Brano antico e simbolico,[1] è una canzone d'amore composta di tre strofe intervallate da un ritornello. Ha conosciuto diverse trascrizioni, e in particolare era tenuta in alta considerazione da Guido Albanese (autore della celeberrima Vola vola vola), che non solo ne offrì una propria versione, ma vi aprì una suite, a significare continuità tra canzone «popolare» e «d'autore».[2]

Gian Carlo Bregani, che a sua volta armonizzò la canzone, l'attribuì erroneamente al D'Annunzio, laddove tutte le fonti la segnalano invece come brano anonimo. L'equivoco nasce dal fatto che il Vate citò effettivamente Tutte le funtanelle nel romanzo Il trionfo della morte, fornendone anche un testo completo e certamente attendibile.[1][3][4]

La canzone era popolare, dell'area di Ortona, fu trascritta e armonizzata da Ettore Montanaro, Guido Albanese e padre Giuseppe Di Pasquale per i vari cori.


Testo


Il testo trascritto dal D'Annunzio è il seguente.
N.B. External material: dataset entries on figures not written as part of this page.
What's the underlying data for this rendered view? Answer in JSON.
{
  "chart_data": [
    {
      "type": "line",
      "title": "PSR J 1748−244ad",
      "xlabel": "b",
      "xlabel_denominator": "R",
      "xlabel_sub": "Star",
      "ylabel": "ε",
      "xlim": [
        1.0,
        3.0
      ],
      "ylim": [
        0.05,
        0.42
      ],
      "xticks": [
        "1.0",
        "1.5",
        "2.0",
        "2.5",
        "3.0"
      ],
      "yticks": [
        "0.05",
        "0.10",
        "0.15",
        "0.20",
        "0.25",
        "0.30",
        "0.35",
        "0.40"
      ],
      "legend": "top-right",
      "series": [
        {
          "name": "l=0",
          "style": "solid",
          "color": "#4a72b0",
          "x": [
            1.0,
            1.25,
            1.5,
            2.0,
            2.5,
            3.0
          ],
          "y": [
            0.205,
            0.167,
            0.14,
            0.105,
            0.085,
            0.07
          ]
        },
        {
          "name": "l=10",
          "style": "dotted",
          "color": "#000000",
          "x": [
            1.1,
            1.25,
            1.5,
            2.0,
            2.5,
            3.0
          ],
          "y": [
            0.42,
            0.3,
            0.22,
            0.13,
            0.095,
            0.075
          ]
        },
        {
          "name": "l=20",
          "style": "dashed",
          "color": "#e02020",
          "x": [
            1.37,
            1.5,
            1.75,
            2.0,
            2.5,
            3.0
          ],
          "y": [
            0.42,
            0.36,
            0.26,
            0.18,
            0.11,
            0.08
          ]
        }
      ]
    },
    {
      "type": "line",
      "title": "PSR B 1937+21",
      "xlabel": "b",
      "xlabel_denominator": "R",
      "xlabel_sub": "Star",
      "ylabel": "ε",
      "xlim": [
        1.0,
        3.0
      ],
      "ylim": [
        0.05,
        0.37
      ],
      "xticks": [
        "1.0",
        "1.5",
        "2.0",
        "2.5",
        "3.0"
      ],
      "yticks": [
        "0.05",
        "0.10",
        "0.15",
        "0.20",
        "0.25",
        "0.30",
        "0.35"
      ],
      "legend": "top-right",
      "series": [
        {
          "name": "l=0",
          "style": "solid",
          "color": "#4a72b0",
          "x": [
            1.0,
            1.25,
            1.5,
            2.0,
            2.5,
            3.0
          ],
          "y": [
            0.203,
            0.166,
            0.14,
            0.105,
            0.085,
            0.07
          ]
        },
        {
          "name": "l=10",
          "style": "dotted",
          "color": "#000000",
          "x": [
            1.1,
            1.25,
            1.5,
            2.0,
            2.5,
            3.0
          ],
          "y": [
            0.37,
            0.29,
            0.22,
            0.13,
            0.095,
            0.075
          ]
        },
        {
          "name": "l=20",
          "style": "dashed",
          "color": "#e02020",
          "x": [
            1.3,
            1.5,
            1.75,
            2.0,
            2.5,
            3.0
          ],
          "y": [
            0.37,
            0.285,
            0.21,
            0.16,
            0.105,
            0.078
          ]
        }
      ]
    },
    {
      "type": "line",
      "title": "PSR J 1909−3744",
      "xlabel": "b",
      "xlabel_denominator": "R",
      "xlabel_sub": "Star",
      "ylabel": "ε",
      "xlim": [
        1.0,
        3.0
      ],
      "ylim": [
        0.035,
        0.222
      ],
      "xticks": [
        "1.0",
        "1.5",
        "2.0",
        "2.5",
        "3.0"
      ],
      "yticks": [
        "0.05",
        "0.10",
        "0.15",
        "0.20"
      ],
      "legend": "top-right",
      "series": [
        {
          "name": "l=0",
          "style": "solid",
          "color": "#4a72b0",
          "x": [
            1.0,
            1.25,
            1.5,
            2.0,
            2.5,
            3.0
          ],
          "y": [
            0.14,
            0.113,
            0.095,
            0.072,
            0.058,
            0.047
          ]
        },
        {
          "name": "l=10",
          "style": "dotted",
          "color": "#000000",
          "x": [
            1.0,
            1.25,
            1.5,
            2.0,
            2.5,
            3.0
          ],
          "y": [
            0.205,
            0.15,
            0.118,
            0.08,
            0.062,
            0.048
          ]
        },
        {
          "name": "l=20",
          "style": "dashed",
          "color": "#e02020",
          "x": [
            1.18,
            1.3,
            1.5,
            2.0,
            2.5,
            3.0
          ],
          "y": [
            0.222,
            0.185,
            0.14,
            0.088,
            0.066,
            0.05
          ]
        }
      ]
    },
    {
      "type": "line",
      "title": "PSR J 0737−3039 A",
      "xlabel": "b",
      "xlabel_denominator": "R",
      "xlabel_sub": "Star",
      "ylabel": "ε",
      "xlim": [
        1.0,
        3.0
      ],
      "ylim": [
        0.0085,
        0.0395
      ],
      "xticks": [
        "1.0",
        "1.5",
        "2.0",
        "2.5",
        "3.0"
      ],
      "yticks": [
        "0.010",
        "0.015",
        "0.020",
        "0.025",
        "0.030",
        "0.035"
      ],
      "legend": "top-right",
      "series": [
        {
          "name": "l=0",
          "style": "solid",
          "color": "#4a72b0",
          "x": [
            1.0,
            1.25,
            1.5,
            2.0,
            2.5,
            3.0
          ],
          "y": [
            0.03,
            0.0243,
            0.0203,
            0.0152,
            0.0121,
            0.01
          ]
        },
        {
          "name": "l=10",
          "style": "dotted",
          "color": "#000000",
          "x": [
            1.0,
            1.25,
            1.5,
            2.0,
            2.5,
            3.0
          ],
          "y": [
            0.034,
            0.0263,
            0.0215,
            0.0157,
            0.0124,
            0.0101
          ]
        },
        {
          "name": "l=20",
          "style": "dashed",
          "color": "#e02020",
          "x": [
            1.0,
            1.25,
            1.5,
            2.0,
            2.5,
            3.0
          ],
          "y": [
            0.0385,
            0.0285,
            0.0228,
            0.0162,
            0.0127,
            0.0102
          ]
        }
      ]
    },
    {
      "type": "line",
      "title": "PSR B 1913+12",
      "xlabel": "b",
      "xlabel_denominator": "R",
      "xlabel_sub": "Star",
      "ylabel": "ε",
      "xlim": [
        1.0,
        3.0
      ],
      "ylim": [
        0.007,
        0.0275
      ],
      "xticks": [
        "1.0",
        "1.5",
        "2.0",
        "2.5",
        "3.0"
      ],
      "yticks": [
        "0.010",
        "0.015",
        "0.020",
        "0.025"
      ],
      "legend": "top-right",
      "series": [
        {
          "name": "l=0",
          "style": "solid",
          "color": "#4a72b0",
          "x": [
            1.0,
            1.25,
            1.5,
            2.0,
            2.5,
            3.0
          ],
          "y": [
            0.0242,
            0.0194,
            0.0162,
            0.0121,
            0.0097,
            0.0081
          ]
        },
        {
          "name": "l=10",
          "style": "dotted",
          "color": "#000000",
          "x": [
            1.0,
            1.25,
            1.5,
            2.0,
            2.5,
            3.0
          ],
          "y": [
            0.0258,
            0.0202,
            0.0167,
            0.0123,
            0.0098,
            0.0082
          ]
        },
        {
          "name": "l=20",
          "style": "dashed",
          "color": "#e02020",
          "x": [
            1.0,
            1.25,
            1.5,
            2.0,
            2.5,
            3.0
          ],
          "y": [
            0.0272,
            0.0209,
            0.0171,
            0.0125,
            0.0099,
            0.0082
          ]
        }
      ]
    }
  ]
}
La traduzione delle tre strofe è dello stesso poeta.[1][4]

Dialetto abruzzese Lingua italiana
Tutte le funtanelle se sò sseccate.
Pover'amore mi'! More de sete.
(Rit.) Tromma larì lirà llarì llallera,
tromma larì lirà, vvivà ll'amore!
Amore mi tè set'e mmi tè sete.
Dovèlle l'acque che mme si purtate?
(Rit.)
T'ajje purtate 'na ggiarre de crete,
nghe ddu' catene d'ore 'ngatenate.
(Rit.)
Tutte le fontane sono secche.
Povero amor mio! Muore di sete.
(Rit.) Tromma larì lirà llarì llallera,
Tromma larì lirà, viva l'amore!
O amore, ho sete, ho sete.
Dov'è l'acqua che m'hai portata?
(Rit.)
Ti ho portata una giara di creta,
incatenata con una catena d'oro.[5]
(Rit.)

Strofa e ritornello si compongono entrambi di un distico, e il ritornello è occupato in gran parte da «vocalizzi». È più comune tuttavia una versione con «vocalizzi» nella sola prima metà dei due versi, cosicché il primo verso suona «Tromma larì lirà, l'amore è belle».[6] Il testo è privo di rima, ma i distici delle strofe ricorrono all'omoteleuto.
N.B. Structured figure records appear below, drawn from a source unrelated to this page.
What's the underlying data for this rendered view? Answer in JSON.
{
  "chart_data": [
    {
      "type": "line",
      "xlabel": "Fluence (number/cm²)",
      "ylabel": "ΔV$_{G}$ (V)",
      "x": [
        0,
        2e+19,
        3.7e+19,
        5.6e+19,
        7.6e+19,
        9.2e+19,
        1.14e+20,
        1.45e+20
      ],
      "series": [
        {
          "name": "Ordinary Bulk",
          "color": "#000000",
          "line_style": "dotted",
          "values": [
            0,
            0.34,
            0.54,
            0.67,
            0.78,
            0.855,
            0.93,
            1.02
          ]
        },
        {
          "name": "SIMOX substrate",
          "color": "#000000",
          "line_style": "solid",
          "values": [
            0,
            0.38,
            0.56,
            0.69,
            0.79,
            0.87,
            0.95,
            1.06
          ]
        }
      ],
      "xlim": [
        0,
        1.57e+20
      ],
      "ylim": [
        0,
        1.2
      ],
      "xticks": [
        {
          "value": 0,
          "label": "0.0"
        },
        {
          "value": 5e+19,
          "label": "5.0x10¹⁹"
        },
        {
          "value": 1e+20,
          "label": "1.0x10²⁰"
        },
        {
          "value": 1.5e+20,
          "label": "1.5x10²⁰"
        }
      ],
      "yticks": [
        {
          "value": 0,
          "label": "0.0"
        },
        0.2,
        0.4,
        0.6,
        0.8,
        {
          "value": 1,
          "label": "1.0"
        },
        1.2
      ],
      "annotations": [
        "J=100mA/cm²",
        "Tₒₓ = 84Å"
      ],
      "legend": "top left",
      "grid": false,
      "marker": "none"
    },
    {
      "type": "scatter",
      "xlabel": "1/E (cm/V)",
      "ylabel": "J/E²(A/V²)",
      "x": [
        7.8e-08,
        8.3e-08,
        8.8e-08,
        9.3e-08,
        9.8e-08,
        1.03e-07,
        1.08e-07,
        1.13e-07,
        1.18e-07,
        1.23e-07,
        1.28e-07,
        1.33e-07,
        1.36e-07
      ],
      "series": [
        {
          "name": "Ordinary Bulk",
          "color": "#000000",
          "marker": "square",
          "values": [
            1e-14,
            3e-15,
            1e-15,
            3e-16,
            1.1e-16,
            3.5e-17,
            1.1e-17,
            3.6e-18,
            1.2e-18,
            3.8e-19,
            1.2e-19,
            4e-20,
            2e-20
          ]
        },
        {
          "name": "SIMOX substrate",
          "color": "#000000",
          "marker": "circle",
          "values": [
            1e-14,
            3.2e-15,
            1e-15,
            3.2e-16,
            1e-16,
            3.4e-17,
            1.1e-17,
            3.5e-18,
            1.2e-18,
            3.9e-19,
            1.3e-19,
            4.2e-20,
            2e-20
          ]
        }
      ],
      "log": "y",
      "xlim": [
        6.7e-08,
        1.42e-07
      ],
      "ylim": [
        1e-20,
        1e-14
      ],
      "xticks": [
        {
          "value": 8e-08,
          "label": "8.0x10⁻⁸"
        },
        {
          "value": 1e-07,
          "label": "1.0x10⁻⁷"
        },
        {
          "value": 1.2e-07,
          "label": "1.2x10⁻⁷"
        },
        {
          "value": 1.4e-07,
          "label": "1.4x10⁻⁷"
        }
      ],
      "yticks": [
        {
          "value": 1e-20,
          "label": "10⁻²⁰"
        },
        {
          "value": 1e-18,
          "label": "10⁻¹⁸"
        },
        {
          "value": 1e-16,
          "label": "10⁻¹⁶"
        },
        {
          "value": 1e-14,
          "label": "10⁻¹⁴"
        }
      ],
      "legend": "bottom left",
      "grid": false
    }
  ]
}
D'Annunzio pone il canto in bocca al personaggio di Favetta, che intona la strofa, e ad altre quattro ragazze, che ribattono il ritornello.[4]


Note


  1. Sanvitale, p. 11.
  2. Sanvitale, p. 124.
  3. Sergio Piovesan, Vi racconto un canto (PDF), Venezia, Associazione Culturale Coro Marmolada, 2014, pp. 85-86. URL consultato il 7 agosto 2016.
  4. D'Annunzio.
  5. L'originale riporta in realtà «due catene».
  6. Marco Del Prete, La canzone pettoranese e il contesto regionale. Lo stato degli studi. Popolarità e tradizione (PDF), Pettorano sul Gizio, 2007, pp. 8-9. URL consultato il 7 agosto 2016.